Because this is not doing texturing and the caches are fairly large, the dcache miss time is negligible.


This analysis didn't turn up any smoking gun bottlenecks, but plenty of areas for further investigation.  Some of the areas that intuitively seemed like they would be expensive, such as pixel writeback, turned out to be relatively minor. Other areas, like texture sampling, were obvious areas for hardware improvements, and the data confirmed this.


  1. I think the execution part of the cpu-gpu is very inefficient.
    About half of the time spent (as shown from the last graph) is due to RAW dependencys and write back conflicts.
    Imagine a cpu able to execute 1 instruction per clock.Every instruction sent to an execution unit with different latency will cause a 1 cycle stall.
    So for a small reduction in die size,i think less than 21%,there is a 21% performance penalty.
    Also,as i understand,operand fetch takes 2 clock cycles to complete,so for a simple integer addition the latency is 4 cycles,far larger than most of the cpus which have latency of 1.(Even pentium 4 with about 30 pipeline stages has latency of 1).Fpu add usually has latency of 3-4.Nyuzi has 7-8.
    Finally,nyuzi uses multi threading and not simultaneous multi threading.Cpus with SMT can execute instructions from different threads at the same clock cycle.

    1. I don't think inefficient is quite the right word. It is a deliberate design decision to increase the length of the pipeline to improve clock speed. Most GPUs philosophically emphasize throughput over latency.The figure of merit is utilization (fraction of cycles that the processor issues an instruction). Despite the fact that individual threads fair amount of time blocked, there is usually one that is ready. This is the whole point of hardware threads.

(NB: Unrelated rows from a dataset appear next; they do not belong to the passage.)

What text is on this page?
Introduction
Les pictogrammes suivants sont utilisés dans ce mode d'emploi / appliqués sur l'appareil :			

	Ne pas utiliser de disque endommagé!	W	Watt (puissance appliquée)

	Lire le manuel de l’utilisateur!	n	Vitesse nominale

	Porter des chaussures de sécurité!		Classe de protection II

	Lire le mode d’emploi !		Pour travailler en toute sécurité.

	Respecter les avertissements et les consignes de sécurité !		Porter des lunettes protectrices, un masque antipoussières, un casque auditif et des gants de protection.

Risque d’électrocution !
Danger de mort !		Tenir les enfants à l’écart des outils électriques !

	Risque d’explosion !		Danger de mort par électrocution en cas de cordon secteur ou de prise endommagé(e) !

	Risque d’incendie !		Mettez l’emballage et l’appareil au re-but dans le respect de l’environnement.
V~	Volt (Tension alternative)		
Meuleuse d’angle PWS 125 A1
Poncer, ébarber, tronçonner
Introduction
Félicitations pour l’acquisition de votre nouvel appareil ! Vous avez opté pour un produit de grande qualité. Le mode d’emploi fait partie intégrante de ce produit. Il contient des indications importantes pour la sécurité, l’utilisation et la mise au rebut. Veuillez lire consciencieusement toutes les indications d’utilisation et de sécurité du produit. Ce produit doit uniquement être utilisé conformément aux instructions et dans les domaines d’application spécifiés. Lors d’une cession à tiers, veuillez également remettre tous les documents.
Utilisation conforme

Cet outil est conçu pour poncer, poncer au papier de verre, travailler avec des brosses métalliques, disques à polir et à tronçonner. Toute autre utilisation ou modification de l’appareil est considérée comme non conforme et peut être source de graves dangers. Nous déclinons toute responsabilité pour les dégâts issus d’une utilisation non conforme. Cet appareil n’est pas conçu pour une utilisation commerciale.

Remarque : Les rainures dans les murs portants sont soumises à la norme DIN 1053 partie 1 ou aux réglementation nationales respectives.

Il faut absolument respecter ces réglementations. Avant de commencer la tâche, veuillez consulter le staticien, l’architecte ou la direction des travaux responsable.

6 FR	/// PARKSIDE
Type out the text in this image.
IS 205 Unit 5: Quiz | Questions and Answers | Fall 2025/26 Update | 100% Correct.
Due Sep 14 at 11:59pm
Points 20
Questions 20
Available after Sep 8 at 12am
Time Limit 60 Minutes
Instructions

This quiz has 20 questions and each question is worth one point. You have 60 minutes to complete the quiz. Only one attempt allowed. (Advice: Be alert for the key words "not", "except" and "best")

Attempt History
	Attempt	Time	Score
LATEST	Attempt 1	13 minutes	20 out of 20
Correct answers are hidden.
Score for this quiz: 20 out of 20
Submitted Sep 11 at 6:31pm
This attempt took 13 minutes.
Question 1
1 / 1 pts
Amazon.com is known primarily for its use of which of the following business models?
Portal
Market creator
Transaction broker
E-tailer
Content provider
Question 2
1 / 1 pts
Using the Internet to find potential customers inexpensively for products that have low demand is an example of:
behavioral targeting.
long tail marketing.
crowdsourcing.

      The previous iteration of this design had a shorter pipeline and a forwarding network to reduce latency. But it's maximum clock speed was also half the new one. The new design is significantly faster overall on FPGA.

    2. I understand that it is optimized for throughput.When a RAW dependency occurs the cpu can execute from a different thread,but when a write back conflict occurs, this prevents the cpu from executing from an other thread.

      Also when I say the latency should be lower,i do not mean necessarily it must be 1 cycle.Even 3 cycles for integer instructions,by having 1 cycle latency for operand load, is a 25% improvement,in my opinion big.

    3. That's not correct about writeback conflicts. If another thread has an instruction with a different latency, it can still issue.

      I actually added the second stage to the fetch stage later in implementation, and the impact was negligible in terms of cycles. Consider the simplest case: if you have four threads and each instruction has four cycles of latency that you can issue one instruction every cycle. The pipeline will be 100% utilized. At that point, you cannot run any faster and latency is irrelevant.

    4. For the write back stage i don't mean it cant execute from an other thread but that it is more difficult to find an other instruction to execute.

      For the second point the case you mention is just the BEST possible(for RAW dependencies).The other threads may wait due to a cache miss or for FPU result which is ,which has 8 cycles latency.

      I think you pressure multi-threading a lot.No branch prediction,long latency,write back conflicts.I think it cant do miracles.

    5. Fortunately, threads don't need to perform miracles, they just need to hide latency, which they are pretty good at. :)

      You bring up a few interesting points:
      - The case I described above isn't the best case, since it assumes every instruction is dependent on the previous one. This usually isn't the case, which is the reason for the scoreboard:

      - I did experiment with branch prediction in a previous version of the microarchitecture. It didn't help much:

      - I think you are approaching latency with a very CPU-centric view. Check out this cool paper: Specially section IV B, and table III. The latency of an add instruction on the GPU is 24 cycles.